炎の大捜査線2



 「炎」も「捜査」もほとんど出てこない陰気な刑務所映画である。レンタルビデオ屋では「金城武」とゆうカテゴリに分類されているのだが、これを観た金城ファンは面白かったのだろうか?
原題は「火焼島之横行覇王」である。
だまされて刑務所入りすることになった刑事(金城)は、だまされて逃げようとして乱闘になり、刑務所入りすることになったボクサー(ニッキー・ウー、男前)その他アル中でシャバでは居所がないという男、妻が弁護士と駆け落ちしたため自殺しようとする男、そして刑務所をシメてる麻薬組織のボス、そして実は麻薬組織を資金源としている刑務所長(アンソニー・ウォン)らと憎みあったり、友達になったり、ケンカしたり、利用されたりした挙げ句脱獄する、というストーリー。

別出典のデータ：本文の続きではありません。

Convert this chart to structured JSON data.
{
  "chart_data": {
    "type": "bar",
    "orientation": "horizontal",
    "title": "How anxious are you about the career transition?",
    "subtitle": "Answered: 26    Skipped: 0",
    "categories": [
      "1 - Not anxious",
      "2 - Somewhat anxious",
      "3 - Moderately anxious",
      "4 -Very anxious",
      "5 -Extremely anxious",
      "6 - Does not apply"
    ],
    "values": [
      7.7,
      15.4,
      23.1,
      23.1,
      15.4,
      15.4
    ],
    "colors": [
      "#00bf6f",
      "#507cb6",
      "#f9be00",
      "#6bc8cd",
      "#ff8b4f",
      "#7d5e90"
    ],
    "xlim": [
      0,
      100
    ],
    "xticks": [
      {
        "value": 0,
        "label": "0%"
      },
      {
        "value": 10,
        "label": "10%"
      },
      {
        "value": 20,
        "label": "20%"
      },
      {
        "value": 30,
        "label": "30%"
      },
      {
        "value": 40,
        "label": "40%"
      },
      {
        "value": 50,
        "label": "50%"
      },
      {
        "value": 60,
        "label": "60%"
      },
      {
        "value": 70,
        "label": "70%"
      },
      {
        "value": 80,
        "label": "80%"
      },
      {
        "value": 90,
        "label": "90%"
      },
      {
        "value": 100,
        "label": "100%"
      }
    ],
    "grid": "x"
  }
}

金城は麻薬組織のボスにその気性を気に入られるのだが、刑事とヤクザでは住んでいる世界が違うからといって、ボスからの好意(食事やタバコ、女まで)を受け取ろうとしない。アル中の男は酒のためであったら人を傷つけもするしまた、ボスのいいなりになることでみんなが自分を大事にしてくれることが嬉しくてしょうがない。出所したあと行方不明になっていた妹と再会するが、妹の夫から疎まれていることを知り、やはり行き所がないと感じて自殺する。ニッキー・ウーはほとんど自分のことを語ろうとしないが、妻子に逢いたさに妻を弁護士に寝取られた男と脱獄を計画、失敗して足の腱を切られる。所長は所長で、麻薬組織撲滅のためにヤクザたちの仲間となってスパイをしてほしい、引き受けなければ刑期を伸ばすと脅す。

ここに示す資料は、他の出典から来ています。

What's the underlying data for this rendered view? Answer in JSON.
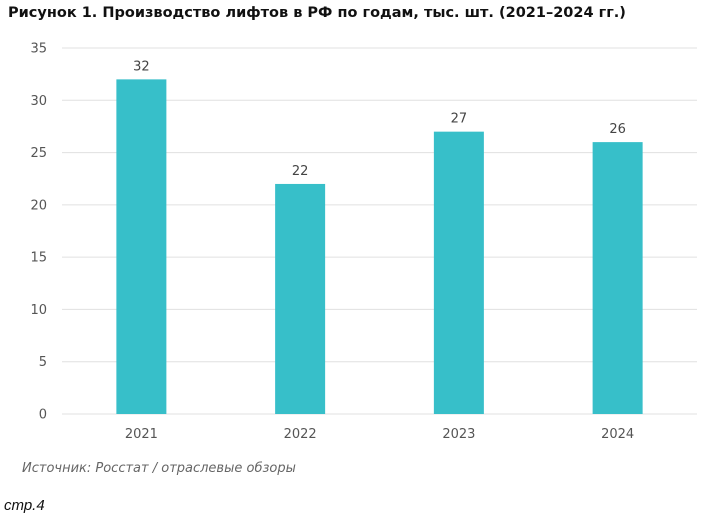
{
  "chart_data": {
    "type": "bar",
    "title": "Рисунок 1. Производство лифтов в РФ по годам, тыс. шт. (2021–2024 гг.)",
    "categories": [
      "2021",
      "2022",
      "2023",
      "2024"
    ],
    "values": [
      32,
      22,
      27,
      26
    ],
    "data_labels": [
      "32",
      "22",
      "27",
      "26"
    ],
    "y_ticks": [
      0,
      5,
      10,
      15,
      20,
      25,
      30,
      35
    ],
    "ylim": [
      0,
      35
    ],
    "grid": true,
    "legend": "none",
    "bar_color": "#37BFC9",
    "grid_color": "#E0E0E0"
  },
  "source": "Источник: Росстат / отраслевые обзоры",
  "page_number": "стр.4"
}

最後はヤクザのボスと金城(リンチに遭って既知外のフリをしている、放尿シーン多数あり)、ニッキー・ウーの3人が脱獄に成功するのだが、その3人(特に金城とボス)が一体どのタイミングで仲間になったのか、世の中正しいものなんかないという嫌気から金城が心変わりする瞬間が全く描かれていないためにものすごく唐突な展開に感じる。いろんなエピソードを重ねることで、金城の信念が変わったということを読み取れなくはないが、それでも自身の信念を貫くという選択肢もあるわけで、不親切な気がした。
おまけに刑務所から脱獄するシーンはあるのだが、肝心の「刑務所のある島からどうやって逃げたか」が省かれているため、ものすごく後味が悪い。

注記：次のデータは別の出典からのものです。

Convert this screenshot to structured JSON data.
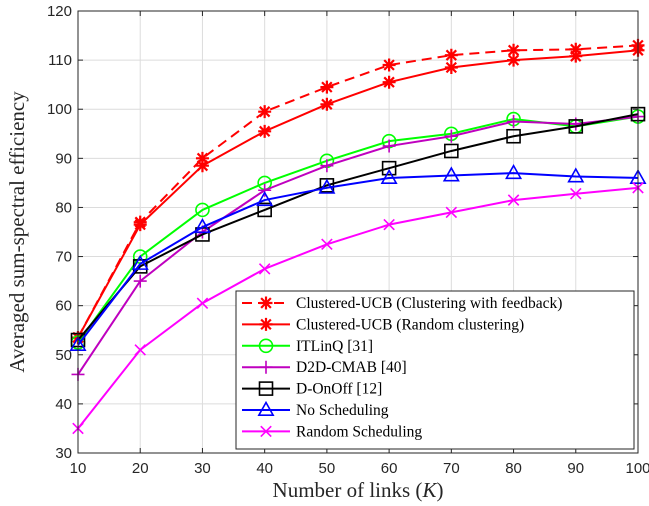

ま、金城武とニッキー・ウーを持ってきたというだけできっと女の子連中には受けたんでしょうな。

余談だが、ニッキー・ウーを搾取してるおっさんが「レジェンド・オブ・フラッシュファイター」および「新・少林寺伝説」でスケベオヤジをやってたおっさんだったことと、ニッキー・ウーとは似ても似つかない息子が「新・少林寺伝説」に出てたおでぶちゃん(さらに太ってる)だったのが個人的におかしかったです。